We examine the ways in which the economy and the housing market are dependent upon each other in 2012.  Also mortgage interest rates hit another low.  And as usual, providing personal finance advice, real estate advice and consumer advice on the Ilyce Glink Show January 22, 2012 on WSB Radio.

It seems like I say this every week, but it was legitimately another wild one for the U.S. economy. And though this has already been the case for years, it seems that the fortunes of the economy and the housing market are inextricably tied. The Dow was up almost 300 points for the week (with a jump of nearly 100 points on Friday alone), ending at 12,720. In large degree, this growth was linked to mixed spate of real estate news, including another new low in mortgage interest rates.

Even as the Federal Reserve expressed the possibility of purchasing more mortgage-backed securities, the average interest rate on a 30-year fixed mortgage loan fell to 3.88 percent. How much lower can rates go? Well, perhaps farther as we are beginning to (finally) see some signs of life in the long-struggling housing market:

  • Unemployment numbers are dipping, and as they do, there is hope that more people with jobs means more potential home buyers.
  • Home building stocks and other equities traded at six-month highs.
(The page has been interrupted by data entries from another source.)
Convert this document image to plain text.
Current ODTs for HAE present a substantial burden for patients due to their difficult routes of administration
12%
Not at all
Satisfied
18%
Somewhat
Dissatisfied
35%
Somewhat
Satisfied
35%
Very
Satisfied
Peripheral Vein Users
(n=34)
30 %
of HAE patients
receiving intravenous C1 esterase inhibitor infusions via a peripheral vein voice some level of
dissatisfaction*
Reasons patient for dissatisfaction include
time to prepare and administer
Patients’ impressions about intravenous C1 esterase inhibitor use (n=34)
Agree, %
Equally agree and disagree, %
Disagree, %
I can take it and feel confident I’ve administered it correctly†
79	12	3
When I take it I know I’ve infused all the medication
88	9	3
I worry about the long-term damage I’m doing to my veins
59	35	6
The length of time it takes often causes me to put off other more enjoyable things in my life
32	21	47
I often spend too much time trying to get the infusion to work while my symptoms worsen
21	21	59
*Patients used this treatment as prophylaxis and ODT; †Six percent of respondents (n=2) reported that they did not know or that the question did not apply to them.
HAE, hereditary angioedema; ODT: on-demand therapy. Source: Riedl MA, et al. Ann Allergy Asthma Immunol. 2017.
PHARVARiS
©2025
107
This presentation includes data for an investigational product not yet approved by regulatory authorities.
Strangely, markets seemed to embrace good news while ignoring the bad altogether. Along with the heartening stats about jobs and interest rates, we also learned that in December, 30-day delinquencies on FHA loans jumped to 18 percent from 17.5 percent in November 2011. This is even after Congress allowed the agency to return to loan limits imposed by Frank-Dodd reform ($729,750 for a single-family home).